Abstract

High-energy proximal humerus fractures in elderly patients can occur through a variety of mechanisms, with falls and MVCs being common mechanisms of injury in this age group. Even classically low-energy mechanisms can result in elevated ISS scores, which are associated with higher mortality in both falls and MVCs. These injuries result in proximal humerus fractures which are commonly communicated via Neer’s classification scheme. There are many treatment options in the armamentarium of the treating surgeon. Nonoperative management is widely supported by systematic review as compared to almost all other treatment methods. ORIF is particularly useful for complex patterns and fracture dislocations in healthy patients. Hemiarthroplasty can be of utility in patients with fracture patterns with high risk of AVN and poor bone quality risking screw cut-out.
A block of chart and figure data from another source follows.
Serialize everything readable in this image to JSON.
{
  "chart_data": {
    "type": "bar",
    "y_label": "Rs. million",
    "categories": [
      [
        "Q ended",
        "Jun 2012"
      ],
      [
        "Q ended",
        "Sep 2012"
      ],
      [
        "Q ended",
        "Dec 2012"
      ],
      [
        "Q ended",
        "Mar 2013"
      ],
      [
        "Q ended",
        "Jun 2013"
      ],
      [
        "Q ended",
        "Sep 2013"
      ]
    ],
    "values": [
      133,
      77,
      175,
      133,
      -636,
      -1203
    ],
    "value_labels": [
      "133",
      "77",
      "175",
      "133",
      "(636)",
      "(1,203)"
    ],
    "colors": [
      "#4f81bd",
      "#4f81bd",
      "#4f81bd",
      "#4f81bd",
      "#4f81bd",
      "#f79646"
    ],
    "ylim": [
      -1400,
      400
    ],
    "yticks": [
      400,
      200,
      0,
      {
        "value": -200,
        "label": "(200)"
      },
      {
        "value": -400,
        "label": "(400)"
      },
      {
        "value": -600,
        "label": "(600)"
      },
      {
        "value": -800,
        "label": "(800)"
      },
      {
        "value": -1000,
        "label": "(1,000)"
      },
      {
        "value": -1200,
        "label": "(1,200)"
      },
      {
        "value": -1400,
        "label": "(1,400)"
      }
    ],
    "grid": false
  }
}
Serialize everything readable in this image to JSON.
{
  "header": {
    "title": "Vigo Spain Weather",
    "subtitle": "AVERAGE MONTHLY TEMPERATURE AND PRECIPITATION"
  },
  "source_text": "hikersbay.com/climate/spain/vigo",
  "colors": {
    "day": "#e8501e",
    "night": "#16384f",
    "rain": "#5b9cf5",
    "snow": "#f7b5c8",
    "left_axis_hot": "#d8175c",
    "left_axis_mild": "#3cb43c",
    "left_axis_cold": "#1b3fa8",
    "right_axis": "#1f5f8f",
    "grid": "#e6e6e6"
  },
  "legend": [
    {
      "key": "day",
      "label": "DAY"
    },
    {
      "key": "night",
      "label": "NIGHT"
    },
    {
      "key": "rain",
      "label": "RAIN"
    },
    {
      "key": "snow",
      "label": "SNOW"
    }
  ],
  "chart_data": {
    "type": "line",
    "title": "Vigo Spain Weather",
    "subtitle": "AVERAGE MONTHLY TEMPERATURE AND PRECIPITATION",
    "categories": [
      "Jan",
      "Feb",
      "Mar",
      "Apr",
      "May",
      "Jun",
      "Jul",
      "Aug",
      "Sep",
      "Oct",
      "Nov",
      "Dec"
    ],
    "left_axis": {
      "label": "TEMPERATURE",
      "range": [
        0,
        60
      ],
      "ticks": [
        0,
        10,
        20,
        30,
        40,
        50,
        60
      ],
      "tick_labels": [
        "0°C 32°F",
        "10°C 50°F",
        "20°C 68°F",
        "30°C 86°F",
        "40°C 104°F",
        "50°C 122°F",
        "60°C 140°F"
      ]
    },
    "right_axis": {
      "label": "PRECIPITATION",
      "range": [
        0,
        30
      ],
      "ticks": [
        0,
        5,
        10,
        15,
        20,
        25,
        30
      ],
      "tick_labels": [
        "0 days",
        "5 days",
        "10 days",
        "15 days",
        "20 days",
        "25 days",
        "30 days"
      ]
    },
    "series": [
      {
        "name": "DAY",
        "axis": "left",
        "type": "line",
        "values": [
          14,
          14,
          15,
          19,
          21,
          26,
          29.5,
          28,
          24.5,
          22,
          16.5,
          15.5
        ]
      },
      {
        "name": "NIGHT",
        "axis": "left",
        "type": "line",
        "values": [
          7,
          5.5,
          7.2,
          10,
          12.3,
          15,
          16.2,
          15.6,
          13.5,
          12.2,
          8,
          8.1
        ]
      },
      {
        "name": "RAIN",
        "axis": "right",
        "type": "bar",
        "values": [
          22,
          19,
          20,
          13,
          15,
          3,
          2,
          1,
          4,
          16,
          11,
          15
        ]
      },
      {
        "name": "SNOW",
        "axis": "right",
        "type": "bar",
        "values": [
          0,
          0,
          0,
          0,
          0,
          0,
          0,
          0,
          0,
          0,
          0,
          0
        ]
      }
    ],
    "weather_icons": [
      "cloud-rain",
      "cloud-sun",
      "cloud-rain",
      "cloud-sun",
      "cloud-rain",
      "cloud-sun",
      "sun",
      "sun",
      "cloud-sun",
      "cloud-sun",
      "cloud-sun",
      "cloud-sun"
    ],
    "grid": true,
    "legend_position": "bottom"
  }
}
Reverse total shoulder arthroplasty is a popular method of treatment for geriatric patients also, with literature now showing that even late conversion from nonoperative management or ORIF to rTSA can lead to good clinical outcomes. Prevention is possible and important for geriatric patients. Optimizing medical care including hearing, vision, strength, and bone quality, in coordination with primary care and geriatricians, is of great importance in preventing fractures and decreasing injury when falls do occur. Involving geriatricians on dedicated trauma teams will also likely be of benefit.